Valentine’s Day provided the theme for the fourth Masterworks program of the Asheville Symphony Orchestra season. David Diamond, Frederic Chopin, George Gershwin and Peter Ilyich Tchaikovsky provided the romantic scores. Pianist Angela Cheng joined Maestro Daniel Meyer and the ASO to provide the performances. A capacity audience in Thomas Wolfe Auditorium provided the applause.
David Diamond (1915-2005) was an American composer who refused to embrace the twelve-tone music that dominated the middle part of the twentieth century. He commuted between Manhattan (where he taught at the Juilliard School) and his home in Rochester where he composed prolifically for orchestra, chamber groups and vocalists. Toward the end of his life, his symphonic works finally reached the general public. While often classified as a “twentieth century romantic” along with Howard Hanson, Diamond’s music is actually much edgier. His “Music for Shakespeare’s ‘Romeo and Juliet’” opened the program. His orchestration and choices of solo instruments are outstanding. The clash of clarinet with trumpet evokes the enmity of the two families. In the balcony scene, concertmaster Jason Posnock and principal violist Kara Poorbaugh provided an interwoven duet standing out against the lush orchestral background. When Friar Laurence meets with Romeo, the brass choir and low strings depict the scene. When Juliet conspires with her Nurse, bassoon and clarinet show her playful youthfulness. When the lovers meet their inevitable death, repeated rising fifths sound like the long slow breaths of eternity, while woodwind accents retain our dramatic interest. I would have liked the orchestra to lighten up when Juliet was at play; otherwise their execution was very good.

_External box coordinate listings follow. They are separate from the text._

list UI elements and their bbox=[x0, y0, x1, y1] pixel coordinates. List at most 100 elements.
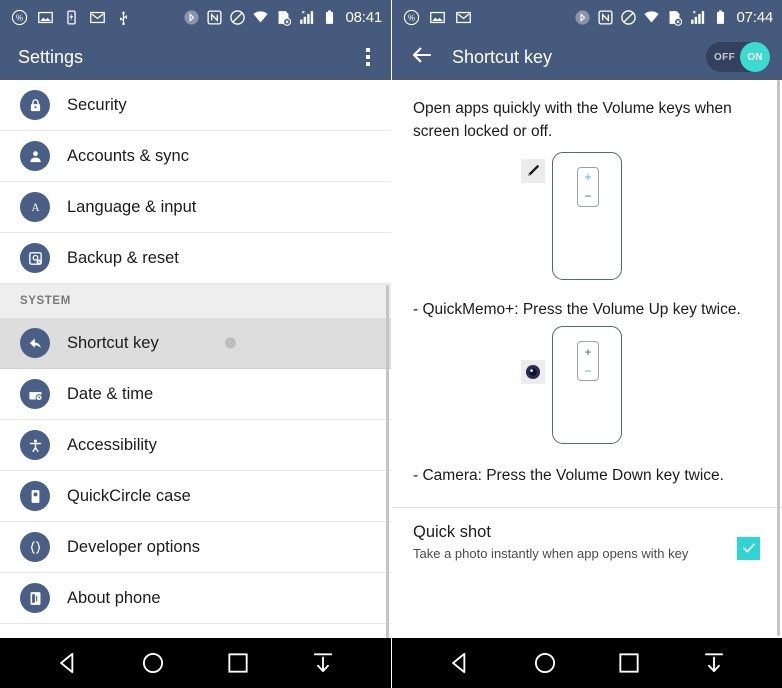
diagram-quickmemo: + − bbox=[392, 144, 782, 299]
home-button[interactable] bbox=[130, 640, 176, 686]
braces-icon bbox=[20, 532, 50, 562]
battery-icon bbox=[717, 9, 725, 24]
sidebar-item-label: Date & time bbox=[67, 384, 154, 403]
status-icons-right: 07:44 bbox=[574, 9, 773, 26]
sidebar-item-label: About phone bbox=[67, 588, 161, 607]
volume-keys-group: + − bbox=[577, 341, 599, 382]
quick-shot-setting[interactable]: Quick shot Take a photo instantly when a… bbox=[392, 508, 782, 563]
gmail-icon bbox=[90, 11, 105, 23]
sidebar-item-developer-options[interactable]: Developer options bbox=[0, 522, 391, 573]
sidebar-item-label: Language & input bbox=[67, 197, 197, 216]
shortcut-key-app-bar: Shortcut key OFF ON bbox=[392, 34, 782, 80]
wifi-icon bbox=[644, 10, 660, 22]
percent-circle-icon: % bbox=[403, 9, 420, 25]
sidebar-item-accessibility[interactable]: Accessibility bbox=[0, 420, 391, 471]
shortcut-key-toggle[interactable]: OFF ON bbox=[706, 42, 770, 72]
status-clock: 08:41 bbox=[345, 8, 382, 26]
accessibility-icon bbox=[20, 430, 50, 460]
intro-description: Open apps quickly with the Volume keys w… bbox=[413, 100, 732, 141]
nfc-icon bbox=[598, 9, 614, 25]
usb-icon bbox=[120, 10, 127, 25]
sidebar-item-backup-reset[interactable]: Backup & reset bbox=[0, 233, 391, 284]
page-title: Settings bbox=[18, 46, 84, 67]
content-scrollbar[interactable] bbox=[777, 80, 780, 636]
bluetooth-icon bbox=[575, 9, 591, 25]
sidebar-item-label: Accounts & sync bbox=[67, 146, 189, 165]
volume-down-key: − bbox=[584, 363, 592, 378]
status-icons-left: % bbox=[403, 9, 472, 26]
quick-shot-text: Quick shot Take a photo instantly when a… bbox=[413, 523, 737, 563]
sidebar-item-quickcircle-case[interactable]: QuickCircle case bbox=[0, 471, 391, 522]
toggle-on-label: ON bbox=[740, 42, 770, 72]
svg-text:%: % bbox=[16, 13, 23, 22]
backup-icon bbox=[20, 243, 50, 273]
back-button[interactable] bbox=[437, 640, 483, 686]
do-not-disturb-icon bbox=[621, 9, 637, 25]
quick-shot-subtitle: Take a photo instantly when app opens wi… bbox=[413, 545, 689, 561]
bluetooth-icon bbox=[184, 9, 200, 25]
hide-navbar-button[interactable] bbox=[300, 640, 346, 686]
sd-card-error-icon bbox=[278, 10, 292, 26]
image-icon bbox=[38, 11, 53, 23]
sidebar-item-label: Shortcut key bbox=[67, 333, 159, 352]
overflow-menu-icon[interactable] bbox=[357, 44, 379, 70]
volume-up-key: + bbox=[584, 170, 592, 184]
sidebar-item-label: QuickCircle case bbox=[67, 486, 191, 505]
touch-ripple-indicator bbox=[225, 337, 236, 349]
svg-text:A: A bbox=[31, 202, 40, 214]
status-bar-right: % 07:44 bbox=[392, 0, 782, 34]
recents-button[interactable] bbox=[215, 640, 261, 686]
back-arrow-icon[interactable] bbox=[410, 43, 434, 72]
caption-quickmemo: - QuickMemo+: Press the Volume Up key tw… bbox=[413, 300, 741, 318]
gmail-icon bbox=[456, 11, 471, 23]
signal-bars-icon bbox=[300, 10, 314, 24]
right-phone-screen: % 07:44 Shortcut key OFF ON Open apps qu… bbox=[391, 0, 782, 688]
wifi-icon bbox=[253, 10, 269, 22]
section-header-system: SYSTEM bbox=[0, 284, 391, 318]
percent-circle-icon: % bbox=[11, 9, 28, 25]
hide-navbar-button[interactable] bbox=[691, 640, 737, 686]
quick-shot-checkbox[interactable] bbox=[737, 536, 760, 560]
recents-button[interactable] bbox=[606, 640, 652, 686]
volume-down-key: − bbox=[584, 189, 592, 203]
do-not-disturb-icon bbox=[230, 9, 246, 25]
caption-camera: - Camera: Press the Volume Down key twic… bbox=[413, 467, 724, 485]
shortcut-key-icon bbox=[20, 328, 50, 358]
sidebar-item-shortcut-key[interactable]: Shortcut key bbox=[0, 318, 391, 369]
phone-info-icon bbox=[20, 583, 50, 613]
volume-up-key: + bbox=[584, 344, 592, 359]
back-button[interactable] bbox=[45, 640, 91, 686]
sidebar-item-language-input[interactable]: A Language & input bbox=[0, 182, 391, 233]
home-button[interactable] bbox=[522, 640, 568, 686]
account-icon bbox=[20, 141, 50, 171]
volume-keys-group: + − bbox=[577, 166, 599, 207]
phone-body-outline: + − bbox=[552, 326, 622, 445]
lock-icon bbox=[20, 90, 50, 120]
list-scrollbar[interactable] bbox=[386, 285, 389, 638]
sidebar-item-label: Developer options bbox=[67, 537, 200, 556]
sidebar-item-security[interactable]: Security bbox=[0, 80, 391, 131]
quick-shot-title: Quick shot bbox=[413, 522, 491, 541]
left-phone-screen: % 08:41 Settings Security Accounts & syn… bbox=[0, 0, 391, 688]
sd-card-error-icon bbox=[669, 10, 683, 26]
settings-app-bar: Settings bbox=[0, 34, 391, 80]
sidebar-item-accounts-sync[interactable]: Accounts & sync bbox=[0, 131, 391, 182]
status-icons-right: 08:41 bbox=[183, 9, 382, 26]
shortcut-key-content: Open apps quickly with the Volume keys w… bbox=[392, 80, 782, 638]
quickcircle-icon bbox=[20, 481, 50, 511]
camera-icon bbox=[521, 360, 545, 385]
status-icons-left: % bbox=[11, 9, 132, 26]
sidebar-item-label: Backup & reset bbox=[67, 248, 179, 267]
navigation-bar-left bbox=[0, 638, 391, 688]
sidebar-item-about-phone[interactable]: About phone bbox=[0, 573, 391, 624]
svg-text:%: % bbox=[408, 13, 415, 22]
pen-quickmemo-icon bbox=[521, 158, 545, 183]
sidebar-item-date-time[interactable]: Date & time bbox=[0, 369, 391, 420]
sidebar-item-label: Accessibility bbox=[67, 435, 157, 454]
diagram-camera: + − bbox=[392, 320, 782, 465]
status-clock: 07:44 bbox=[736, 8, 773, 26]
sidebar-item-label: Security bbox=[67, 95, 127, 114]
nfc-icon bbox=[207, 9, 223, 25]
settings-list[interactable]: Security Accounts & sync A Language & in… bbox=[0, 80, 391, 638]
navigation-bar-right bbox=[392, 638, 782, 688]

Canadian pianist Angela Cheng joined the orchestra for Chopin’s Piano Concerto No. 2 in F minor, a work about which I have often felt tepid. But Cheng and Meyer made me sit up. In the first movement, they let the internal romanticism of the composition speak for itself; too many artists wrench the movement with emotional overkill. Cheng’s second movement then stood out as the heart of the composition. Meyer anticipated Cheng’s rubato passages and kept the orchestra in synchronism with the soloist. When the bassoon presented an emotional countermelody, Cheng turned to concentrate her attention on Michael Burns. The third movement, as always, didn’t excite me, but Cheng and Meyer had given us new insights to the first two movements.
As for Gershwin’s “Lullaby,” the less said the better. Written as a string quartet when Gershwin was studying orchestration, it is simply a student work by a gifted student. The ASO did not help this boring work with their poor high string intonation in some passages.

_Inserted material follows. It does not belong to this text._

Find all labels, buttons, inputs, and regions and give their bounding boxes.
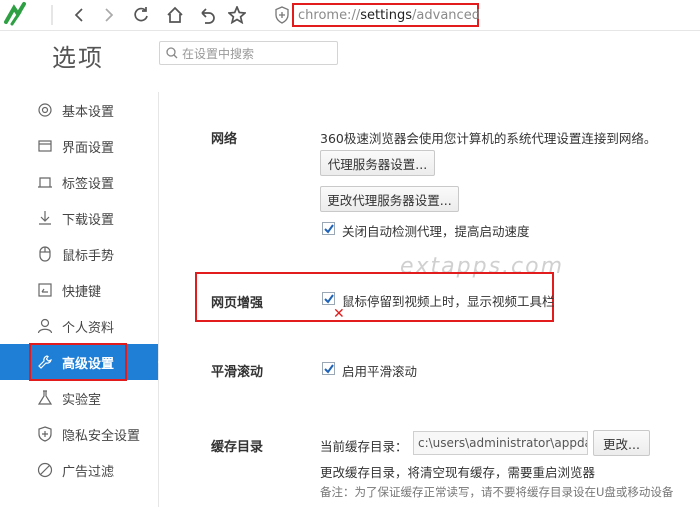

The final work was Tchaikovsky’s “Romeo and Juliet Fantasy Overture.” How amazing that an English literary genius presents us with an Italian tragedy, which is then treated musically in three contrasting pieces by two Russians and an American (Prokofiev, Tchaikovsky and Diamond). Placed on the same program, the Slavic romanticism of the Tchaikovsky contrasted nicely to the American modernism that Diamond used in the program opener. Tchaikovsky was rather fond of high entries by cold French horns, and some of the ASO’s brass entries were sloppy on Saturday. But otherwise this familiar warhorse provided a satisfactory conclusion to the evening.

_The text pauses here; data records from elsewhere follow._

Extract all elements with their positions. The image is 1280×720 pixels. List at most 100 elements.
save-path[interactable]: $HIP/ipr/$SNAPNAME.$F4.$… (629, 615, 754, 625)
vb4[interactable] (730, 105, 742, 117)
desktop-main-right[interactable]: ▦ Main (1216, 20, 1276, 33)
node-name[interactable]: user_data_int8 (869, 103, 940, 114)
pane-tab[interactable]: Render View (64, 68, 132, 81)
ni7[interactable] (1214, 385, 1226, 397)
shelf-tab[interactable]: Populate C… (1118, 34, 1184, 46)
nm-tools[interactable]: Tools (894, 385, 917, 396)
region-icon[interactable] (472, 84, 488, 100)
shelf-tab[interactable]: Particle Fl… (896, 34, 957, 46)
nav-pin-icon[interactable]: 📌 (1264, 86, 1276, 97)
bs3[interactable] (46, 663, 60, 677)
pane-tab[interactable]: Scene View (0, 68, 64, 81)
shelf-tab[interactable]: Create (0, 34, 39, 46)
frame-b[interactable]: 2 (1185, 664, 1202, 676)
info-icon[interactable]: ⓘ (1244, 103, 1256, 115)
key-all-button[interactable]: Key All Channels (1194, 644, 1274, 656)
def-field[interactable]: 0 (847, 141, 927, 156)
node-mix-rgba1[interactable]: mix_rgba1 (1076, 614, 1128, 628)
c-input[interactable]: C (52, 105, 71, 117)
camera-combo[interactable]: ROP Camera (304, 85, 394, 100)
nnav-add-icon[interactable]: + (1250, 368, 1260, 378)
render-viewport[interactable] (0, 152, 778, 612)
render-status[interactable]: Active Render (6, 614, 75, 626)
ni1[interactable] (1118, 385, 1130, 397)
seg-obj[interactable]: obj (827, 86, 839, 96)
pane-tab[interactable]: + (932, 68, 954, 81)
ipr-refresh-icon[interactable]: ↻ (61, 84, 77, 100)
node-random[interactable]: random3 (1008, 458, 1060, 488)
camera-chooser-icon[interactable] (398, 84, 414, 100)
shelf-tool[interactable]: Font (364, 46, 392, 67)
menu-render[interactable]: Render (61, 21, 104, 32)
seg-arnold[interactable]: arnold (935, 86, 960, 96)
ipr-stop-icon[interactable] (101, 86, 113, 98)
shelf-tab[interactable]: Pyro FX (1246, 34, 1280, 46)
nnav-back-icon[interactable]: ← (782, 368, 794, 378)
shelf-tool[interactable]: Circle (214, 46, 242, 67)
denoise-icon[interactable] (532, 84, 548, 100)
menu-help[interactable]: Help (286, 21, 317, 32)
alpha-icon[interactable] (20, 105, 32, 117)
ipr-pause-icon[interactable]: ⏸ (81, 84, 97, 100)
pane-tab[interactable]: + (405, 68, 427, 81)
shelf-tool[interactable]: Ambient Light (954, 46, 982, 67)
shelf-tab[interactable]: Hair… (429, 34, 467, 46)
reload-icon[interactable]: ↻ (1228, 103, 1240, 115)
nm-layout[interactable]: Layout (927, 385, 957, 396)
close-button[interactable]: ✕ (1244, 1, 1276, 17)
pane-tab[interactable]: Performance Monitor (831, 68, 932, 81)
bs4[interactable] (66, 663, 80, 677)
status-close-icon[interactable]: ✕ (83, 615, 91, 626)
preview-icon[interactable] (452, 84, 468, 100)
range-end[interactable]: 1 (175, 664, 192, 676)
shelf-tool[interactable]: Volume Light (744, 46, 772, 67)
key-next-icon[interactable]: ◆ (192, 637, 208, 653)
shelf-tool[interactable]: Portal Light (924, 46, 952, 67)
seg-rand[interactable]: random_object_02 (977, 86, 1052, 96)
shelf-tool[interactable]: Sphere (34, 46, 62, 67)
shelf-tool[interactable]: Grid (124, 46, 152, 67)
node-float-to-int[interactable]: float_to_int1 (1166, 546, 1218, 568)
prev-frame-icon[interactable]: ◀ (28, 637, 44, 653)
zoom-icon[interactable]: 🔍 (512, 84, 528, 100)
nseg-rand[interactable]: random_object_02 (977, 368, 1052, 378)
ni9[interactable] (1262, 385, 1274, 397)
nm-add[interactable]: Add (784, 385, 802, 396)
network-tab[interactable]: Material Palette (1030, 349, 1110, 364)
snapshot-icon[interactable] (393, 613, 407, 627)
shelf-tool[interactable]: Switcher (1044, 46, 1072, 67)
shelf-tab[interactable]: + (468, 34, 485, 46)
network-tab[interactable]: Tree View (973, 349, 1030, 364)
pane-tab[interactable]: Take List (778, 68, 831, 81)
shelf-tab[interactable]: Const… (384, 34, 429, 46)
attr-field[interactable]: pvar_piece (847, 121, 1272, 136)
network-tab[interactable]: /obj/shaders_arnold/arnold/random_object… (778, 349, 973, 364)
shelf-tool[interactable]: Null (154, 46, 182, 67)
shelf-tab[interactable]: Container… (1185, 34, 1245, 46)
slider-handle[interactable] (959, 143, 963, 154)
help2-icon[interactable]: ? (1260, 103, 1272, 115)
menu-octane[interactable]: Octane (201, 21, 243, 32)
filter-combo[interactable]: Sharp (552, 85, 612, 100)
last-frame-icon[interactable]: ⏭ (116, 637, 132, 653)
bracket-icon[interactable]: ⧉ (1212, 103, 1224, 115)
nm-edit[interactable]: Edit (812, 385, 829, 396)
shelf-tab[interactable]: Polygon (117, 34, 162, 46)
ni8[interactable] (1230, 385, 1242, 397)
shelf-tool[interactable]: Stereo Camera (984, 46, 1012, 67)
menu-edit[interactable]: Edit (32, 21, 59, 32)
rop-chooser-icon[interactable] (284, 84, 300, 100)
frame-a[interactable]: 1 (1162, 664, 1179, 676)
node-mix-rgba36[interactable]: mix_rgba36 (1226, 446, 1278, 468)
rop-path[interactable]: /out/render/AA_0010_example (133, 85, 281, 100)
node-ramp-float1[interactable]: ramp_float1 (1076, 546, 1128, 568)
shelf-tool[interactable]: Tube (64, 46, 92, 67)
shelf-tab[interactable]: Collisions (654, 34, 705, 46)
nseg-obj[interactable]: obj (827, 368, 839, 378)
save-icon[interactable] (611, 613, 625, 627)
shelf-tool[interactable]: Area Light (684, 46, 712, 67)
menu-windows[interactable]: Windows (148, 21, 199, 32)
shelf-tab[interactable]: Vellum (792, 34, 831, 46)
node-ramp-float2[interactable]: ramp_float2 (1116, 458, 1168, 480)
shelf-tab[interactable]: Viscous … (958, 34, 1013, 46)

As always, one attends a concert at Thomas Wolfe Auditorium wondering how the acoustics will be for your particular seat. In Orchestra Left close to the stage, the cellos (aiming directly at me) were out of balance, dominating the first violins. I am sure that in Orchestra Right, the opposite was true. There is no way we will fully appreciate the ASO until a new concert hall is built, with acoustics that couple the stage properly to the hall.